Eligibility: Honorees must have substantially contributed to and enriched our city. Being born here doesn’t matter if you left town and became famous elsewhere, returning only to attend your parents’ funerals, or your high school reunion. No silvers, no bronzes — only golds. We’ll start with architects.
Thomas MacLaren was the go-to architect in Colorado Springs in the first quarter of the 20th century. He designed scores of buildings, most of which still stand. No job was too small, and none were too big. He didn’t restrict himself to any particular style, and respected the intelligence and ambition of his clients. Born in 1863 in Scotland, he came to Colorado Springs at the turn of the century and got to work. You recognize his work by its grace, enduring beauty and continuing utility. Consider City Hall, City Auditorium, Sacred Heart Church, North and West Junior High schools (now middle schools) and Carnegie Libraries in
the Springs, Manitou, Salida and Boulder.
Sacred Heart, located on the northeast corner of 21st Street and Colorado Avenue, shows that MacLaren wasn’t limited to gloomy buildings. As Cathleen Norman noted in In & Around Old
Colorado City: A Walking Tour, “[Sacred Heart] was patterned after the old Mission Church of San Felipe in Arizona, which has two doomed corner towers.” It’s a cheerful pink stucco structure, one that soothes congregants and neighbors alike. Erected in 1922, it has aged gracefully even as the neighborhood has changed over time.
Sadly, MacLaren has no peers. Thirteen of his buildings are listed on the National Register of Historic Places, including City Hall and the Aud, and half a dozen are in the North End Historic District.
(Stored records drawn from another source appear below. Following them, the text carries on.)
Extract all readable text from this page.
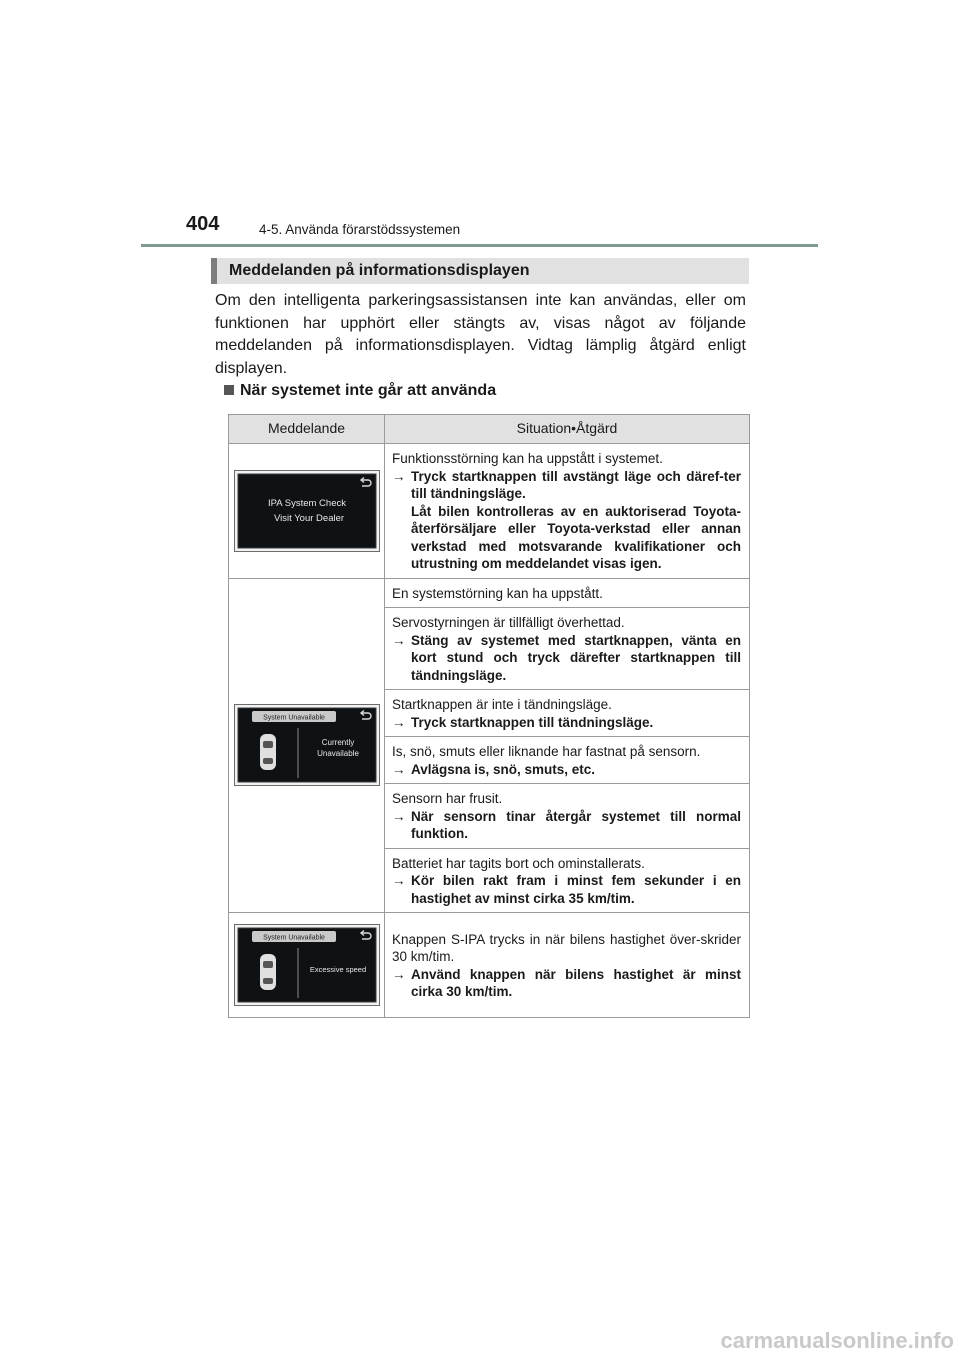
404	4-5. Använda förarstödssystemen
Meddelanden på informationsdisplayen

Om den intelligenta parkeringsassistansen inte kan användas, eller om funktionen har upphört eller stängts av, visas något av följande meddelanden på informationsdisplayen. Vidtag lämplig åtgärd enligt displayen.

När systemet inte går att använda
Meddelande	Situation•Åtgärd

IPA System Check
Visit Your Dealer	Funktionsstörning kan ha uppstått i systemet.
→ Tryck startknappen till avstängt läge och däref-ter till tändningsläge.
Låt bilen kontrolleras av en auktoriserad Toyota-återförsäljare eller Toyota-verkstad eller annan verkstad med motsvarande kvalifikationer och utrustning om meddelandet visas igen.

System Unavailable
Currently
Unavailable	En systemstörning kan ha uppstått.

	Servostyrningen är tillfälligt överhettad.
→ Stäng av systemet med startknappen, vänta en kort stund och tryck därefter startknappen till tändningsläge.

	Startknappen är inte i tändningsläge.
→ Tryck startknappen till tändningsläge.

	Is, snö, smuts eller liknande har fastnat på sensorn.
→ Avlägsna is, snö, smuts, etc.

	Sensorn har frusit.
→ När sensorn tinar återgår systemet till normal funktion.

	Batteriet har tagits bort och ominstallerats.
→ Kör bilen rakt fram i minst fem sekunder i en hastighet av minst cirka 35 km/tim.

System Unavailable
Excessive speed	Knappen S-IPA trycks in när bilens hastighet över-skrider 30 km/tim.
→ Använd knappen när bilens hastighet är minst cirka 30 km/tim.
carmanualsonline.info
As a local journalist observed in 1902, applauding the plans for a new City Hall, “Since the founding of the city, both the municipal and county
offices have been housed in cheap, ramshackle buildings, entirely incommensurate to the dignity and standing of Colorado Springs and El Paso County.”
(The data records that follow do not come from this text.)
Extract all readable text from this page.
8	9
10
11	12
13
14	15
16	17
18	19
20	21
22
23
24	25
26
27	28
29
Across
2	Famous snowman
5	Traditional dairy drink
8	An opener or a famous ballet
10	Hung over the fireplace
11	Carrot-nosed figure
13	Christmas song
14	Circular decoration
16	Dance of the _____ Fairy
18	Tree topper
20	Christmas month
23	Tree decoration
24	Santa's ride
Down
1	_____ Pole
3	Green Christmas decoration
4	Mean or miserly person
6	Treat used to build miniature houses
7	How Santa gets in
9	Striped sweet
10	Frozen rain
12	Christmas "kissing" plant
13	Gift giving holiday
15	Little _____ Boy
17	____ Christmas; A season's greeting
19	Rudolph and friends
There have been many fine architects in the region during the last century, but none with MacLaren’s portfolio. RTA Architects has done good work for decades, especially with the Pikes Peak Summit Visitor Center, but architectural firms today are collaborative, collective and corporate — no more one- and two-person firms. U.S. Olympic & Paralympic Museum architects Diller Scofidio + Renfro have made quite a splash, but will they ever design another structure in our fair city?
Seems unlikely, unless Dick Celeste has some magnificently expensive Downtown scheme. Couldn’t he just partner with Perry Sanders, Phil Anschutz and DS+R to build a 150-story building that will make everything in the city look ramshackle?